Carol Danvers better watch her butt in Nia DaCosta’s The Marvels, which allegedly teams Brie Larson’s Captain Marvel with Iman Vellani’s Kamela Khan and Teyonah Parris’ Monica Rambeau. The Wasp may be on borrowed time in Ant-Man and the Wasp: Quantumania. The only reason the Black Panther female co-stars (Lupita Nyong’o, Danai Gurira, Letitia Wright and Angela Bassett) are (most likely) safe is that, sadly, Chadwick Boseman’s T’Challa won’t be appearing. How disconcerting you find this is likely in relation to your emotional connection to the MCU being a more inclusive, female-friendly franchise. Marvel has been selling the notion of a more diverse MCU at least since Civil War (co-starring Emily VanCamp’s Sharon Carter, who went rogue on The Falcon and the Winter Soldier). Online MCU fandom has paid much lip service to the notion that Marvel is a safer home than its rivals for “strong female characters.”

Amid pushes for inclusivity, female heroes are still expendable.
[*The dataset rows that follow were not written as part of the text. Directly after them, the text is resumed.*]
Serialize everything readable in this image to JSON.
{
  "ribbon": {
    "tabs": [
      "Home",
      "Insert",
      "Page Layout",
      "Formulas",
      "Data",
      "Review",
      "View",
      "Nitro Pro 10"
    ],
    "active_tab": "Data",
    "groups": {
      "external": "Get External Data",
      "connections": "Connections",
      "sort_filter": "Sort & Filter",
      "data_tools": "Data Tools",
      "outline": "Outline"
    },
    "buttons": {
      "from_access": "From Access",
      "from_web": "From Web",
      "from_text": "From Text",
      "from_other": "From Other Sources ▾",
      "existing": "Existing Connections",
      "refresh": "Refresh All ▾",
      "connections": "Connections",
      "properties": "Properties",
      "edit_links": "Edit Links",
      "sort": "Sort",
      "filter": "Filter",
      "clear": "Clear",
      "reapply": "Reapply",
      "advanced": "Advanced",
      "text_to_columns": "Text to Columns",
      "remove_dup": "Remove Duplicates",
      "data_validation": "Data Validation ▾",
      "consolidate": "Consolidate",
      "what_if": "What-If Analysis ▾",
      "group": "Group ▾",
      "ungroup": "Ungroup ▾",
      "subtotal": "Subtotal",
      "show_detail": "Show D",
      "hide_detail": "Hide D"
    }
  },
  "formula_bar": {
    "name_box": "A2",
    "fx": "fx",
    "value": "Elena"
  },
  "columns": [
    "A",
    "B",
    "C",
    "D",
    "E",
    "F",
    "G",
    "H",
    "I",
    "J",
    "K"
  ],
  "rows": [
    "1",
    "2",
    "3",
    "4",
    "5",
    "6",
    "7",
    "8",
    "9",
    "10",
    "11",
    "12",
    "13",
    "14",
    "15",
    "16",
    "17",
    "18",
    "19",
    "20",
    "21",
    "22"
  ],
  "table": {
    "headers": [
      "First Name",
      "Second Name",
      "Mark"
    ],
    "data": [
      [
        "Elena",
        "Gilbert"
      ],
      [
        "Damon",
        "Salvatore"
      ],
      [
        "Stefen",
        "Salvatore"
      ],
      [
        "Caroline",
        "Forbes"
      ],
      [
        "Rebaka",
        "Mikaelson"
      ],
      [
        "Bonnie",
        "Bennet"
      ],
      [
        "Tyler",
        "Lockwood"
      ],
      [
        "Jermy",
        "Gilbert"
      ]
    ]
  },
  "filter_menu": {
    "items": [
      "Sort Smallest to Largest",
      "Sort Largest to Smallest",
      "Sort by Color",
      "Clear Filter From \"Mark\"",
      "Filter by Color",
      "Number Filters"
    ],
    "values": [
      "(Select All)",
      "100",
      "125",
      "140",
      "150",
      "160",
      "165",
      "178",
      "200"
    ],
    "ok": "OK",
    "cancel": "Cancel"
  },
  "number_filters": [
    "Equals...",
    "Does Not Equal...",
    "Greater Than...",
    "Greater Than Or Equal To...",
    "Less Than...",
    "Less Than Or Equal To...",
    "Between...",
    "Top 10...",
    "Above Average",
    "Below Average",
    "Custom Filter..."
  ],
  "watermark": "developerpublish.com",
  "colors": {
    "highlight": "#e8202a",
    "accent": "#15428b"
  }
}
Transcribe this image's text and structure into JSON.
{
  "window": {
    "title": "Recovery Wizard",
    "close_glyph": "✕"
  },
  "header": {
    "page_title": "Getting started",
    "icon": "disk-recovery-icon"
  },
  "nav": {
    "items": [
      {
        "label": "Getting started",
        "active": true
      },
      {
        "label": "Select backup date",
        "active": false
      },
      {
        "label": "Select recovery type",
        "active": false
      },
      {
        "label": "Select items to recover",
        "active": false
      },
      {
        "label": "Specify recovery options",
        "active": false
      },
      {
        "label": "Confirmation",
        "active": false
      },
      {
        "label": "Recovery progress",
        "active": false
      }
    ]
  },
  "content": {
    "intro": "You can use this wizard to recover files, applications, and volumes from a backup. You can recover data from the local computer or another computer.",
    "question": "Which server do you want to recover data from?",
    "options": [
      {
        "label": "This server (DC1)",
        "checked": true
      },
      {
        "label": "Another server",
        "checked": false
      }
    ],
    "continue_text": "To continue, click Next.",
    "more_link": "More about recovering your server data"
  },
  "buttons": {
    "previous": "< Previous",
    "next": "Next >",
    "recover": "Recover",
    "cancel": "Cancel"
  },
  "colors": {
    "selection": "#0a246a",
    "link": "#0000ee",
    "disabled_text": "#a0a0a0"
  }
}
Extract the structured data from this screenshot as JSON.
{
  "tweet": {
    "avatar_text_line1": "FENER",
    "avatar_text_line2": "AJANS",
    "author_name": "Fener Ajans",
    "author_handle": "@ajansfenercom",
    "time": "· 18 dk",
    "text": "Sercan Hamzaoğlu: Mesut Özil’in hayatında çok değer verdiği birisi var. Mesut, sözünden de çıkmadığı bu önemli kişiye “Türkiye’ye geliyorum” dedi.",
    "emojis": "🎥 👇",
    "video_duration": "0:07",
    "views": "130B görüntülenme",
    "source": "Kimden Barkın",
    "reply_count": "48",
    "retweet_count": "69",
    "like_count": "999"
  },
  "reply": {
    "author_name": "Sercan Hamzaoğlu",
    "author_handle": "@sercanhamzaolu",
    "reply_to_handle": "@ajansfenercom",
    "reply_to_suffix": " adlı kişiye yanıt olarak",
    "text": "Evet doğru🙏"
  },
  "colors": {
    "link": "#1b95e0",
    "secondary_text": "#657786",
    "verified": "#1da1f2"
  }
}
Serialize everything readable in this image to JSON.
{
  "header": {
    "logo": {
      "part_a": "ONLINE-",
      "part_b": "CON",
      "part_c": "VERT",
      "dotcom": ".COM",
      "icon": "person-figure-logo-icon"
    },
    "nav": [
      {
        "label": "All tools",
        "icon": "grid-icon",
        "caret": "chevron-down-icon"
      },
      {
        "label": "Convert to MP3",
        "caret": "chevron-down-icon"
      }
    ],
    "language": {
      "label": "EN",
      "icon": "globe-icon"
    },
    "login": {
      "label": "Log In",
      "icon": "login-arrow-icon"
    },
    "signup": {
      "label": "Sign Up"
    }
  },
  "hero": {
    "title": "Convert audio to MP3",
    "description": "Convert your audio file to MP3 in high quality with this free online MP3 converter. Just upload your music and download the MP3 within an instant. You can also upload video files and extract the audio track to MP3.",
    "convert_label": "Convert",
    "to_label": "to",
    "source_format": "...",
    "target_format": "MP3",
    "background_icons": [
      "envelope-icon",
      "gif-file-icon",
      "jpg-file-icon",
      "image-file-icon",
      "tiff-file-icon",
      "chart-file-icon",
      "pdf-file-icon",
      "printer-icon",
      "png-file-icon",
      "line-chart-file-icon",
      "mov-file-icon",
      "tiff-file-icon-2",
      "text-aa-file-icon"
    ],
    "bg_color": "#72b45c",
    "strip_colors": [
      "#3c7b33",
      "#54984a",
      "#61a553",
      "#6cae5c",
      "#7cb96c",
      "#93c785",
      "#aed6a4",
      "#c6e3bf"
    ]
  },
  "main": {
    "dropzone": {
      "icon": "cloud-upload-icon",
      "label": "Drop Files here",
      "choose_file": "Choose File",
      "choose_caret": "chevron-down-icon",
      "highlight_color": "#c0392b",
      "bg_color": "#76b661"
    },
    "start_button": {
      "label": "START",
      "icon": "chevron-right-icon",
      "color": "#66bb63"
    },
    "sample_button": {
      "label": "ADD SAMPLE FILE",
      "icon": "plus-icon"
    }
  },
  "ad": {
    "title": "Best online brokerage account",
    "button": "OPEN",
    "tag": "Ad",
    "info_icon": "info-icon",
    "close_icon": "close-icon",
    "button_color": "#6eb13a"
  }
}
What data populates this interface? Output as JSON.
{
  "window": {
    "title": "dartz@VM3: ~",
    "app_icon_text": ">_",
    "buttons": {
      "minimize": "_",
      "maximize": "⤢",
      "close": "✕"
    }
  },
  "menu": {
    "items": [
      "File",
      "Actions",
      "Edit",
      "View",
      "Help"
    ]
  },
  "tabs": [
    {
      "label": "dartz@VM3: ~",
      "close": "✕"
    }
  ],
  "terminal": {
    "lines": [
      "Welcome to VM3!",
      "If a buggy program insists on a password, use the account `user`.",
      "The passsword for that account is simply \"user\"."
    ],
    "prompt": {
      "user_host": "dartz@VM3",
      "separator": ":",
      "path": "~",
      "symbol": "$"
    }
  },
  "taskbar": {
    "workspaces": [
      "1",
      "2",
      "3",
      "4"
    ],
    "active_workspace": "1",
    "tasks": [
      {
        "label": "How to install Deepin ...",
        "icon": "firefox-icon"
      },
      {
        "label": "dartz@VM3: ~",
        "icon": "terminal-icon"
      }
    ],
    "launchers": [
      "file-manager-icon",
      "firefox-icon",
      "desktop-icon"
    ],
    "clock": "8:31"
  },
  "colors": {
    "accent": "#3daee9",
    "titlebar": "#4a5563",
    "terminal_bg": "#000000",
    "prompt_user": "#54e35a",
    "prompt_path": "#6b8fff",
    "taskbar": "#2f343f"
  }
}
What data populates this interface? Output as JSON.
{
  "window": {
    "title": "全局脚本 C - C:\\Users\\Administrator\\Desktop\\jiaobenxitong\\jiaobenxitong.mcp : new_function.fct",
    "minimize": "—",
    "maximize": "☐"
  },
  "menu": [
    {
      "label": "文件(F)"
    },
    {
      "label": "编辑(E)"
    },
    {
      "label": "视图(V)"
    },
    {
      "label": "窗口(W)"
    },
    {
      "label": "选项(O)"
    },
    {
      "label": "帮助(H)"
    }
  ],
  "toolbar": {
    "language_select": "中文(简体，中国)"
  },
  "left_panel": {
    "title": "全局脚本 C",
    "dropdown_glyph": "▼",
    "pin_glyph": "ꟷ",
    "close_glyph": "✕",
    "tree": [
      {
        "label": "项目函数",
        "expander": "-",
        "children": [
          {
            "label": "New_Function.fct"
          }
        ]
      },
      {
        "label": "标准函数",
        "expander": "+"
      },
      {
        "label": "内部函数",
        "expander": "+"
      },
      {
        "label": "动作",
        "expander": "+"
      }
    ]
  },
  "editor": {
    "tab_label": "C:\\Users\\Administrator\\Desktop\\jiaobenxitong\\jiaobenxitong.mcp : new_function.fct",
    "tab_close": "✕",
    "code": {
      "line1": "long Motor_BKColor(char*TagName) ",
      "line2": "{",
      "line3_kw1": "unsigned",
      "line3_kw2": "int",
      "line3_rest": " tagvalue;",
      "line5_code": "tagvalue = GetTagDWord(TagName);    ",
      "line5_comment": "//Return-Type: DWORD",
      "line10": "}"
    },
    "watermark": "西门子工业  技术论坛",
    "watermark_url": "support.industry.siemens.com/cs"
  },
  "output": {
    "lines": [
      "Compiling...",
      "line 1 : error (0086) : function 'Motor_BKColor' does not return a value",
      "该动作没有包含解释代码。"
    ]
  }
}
Some of that is Disney and/or Marvel filmmakers throwing out soundbites about how the latest MCU movie is the more progressive, inclusive and/or LGBTQIA-friendly movie ever. Meanwhile, especially in terms of non-hetero content, it lags laughably behind fantasy super heroic television like Legends of Tomorrow, Wynona Earp and kid-targeted toons like She-Ra or She-Ra and The Princesses of Power and Steven Universe. Some of that is the media itself proclaiming (for example) Disney’s first explicitly gay character for years (Beauty and the Beast, Cruella, Jungle Cruise, etc.) sans much in the way of actual official studio commentary. Still, there was a real effort after Isaac Perlmutter was ousted from his hands-on role (with Kevin Feige answering directly to Disney as of 2015) to make movies and shows starring “not a white guy” protagonists. Diversity has been a selling point for Phase Four, if only because it automatically made the next batch of films less redundant.

I am not automatically arguing that this is actively harmful, intentional or malicious. Nonetheless, in the most recent run of MCU movies, starting first with Civil War and kicking into overdrive with Avengers: Infinity War and Avengers: Endgame, the various female heroes, especially the ones who have been around longer, have been getting bumped off to an alarming degree. In a vacuum, it makes sense that elderly Peggy Carter would succumb to dementia, Thanos would murder Gamora or the Scarlet Witch would break bad and perish at the end (with a grand death befitting a great baddie). But taken all as one, the MCU has become the most dangerous franchise around for female heroes and major female supporting characters. That Rachel McAdams’ Dr. Christine Palmer made it through Doctor Strange 2 now feels miraculous. Maybe fans of more inclusive fantasy entertainment should look elsewhere. Fair or not, the Marvel Cinematic Universe has become almost gleefully unapologetic lady killers.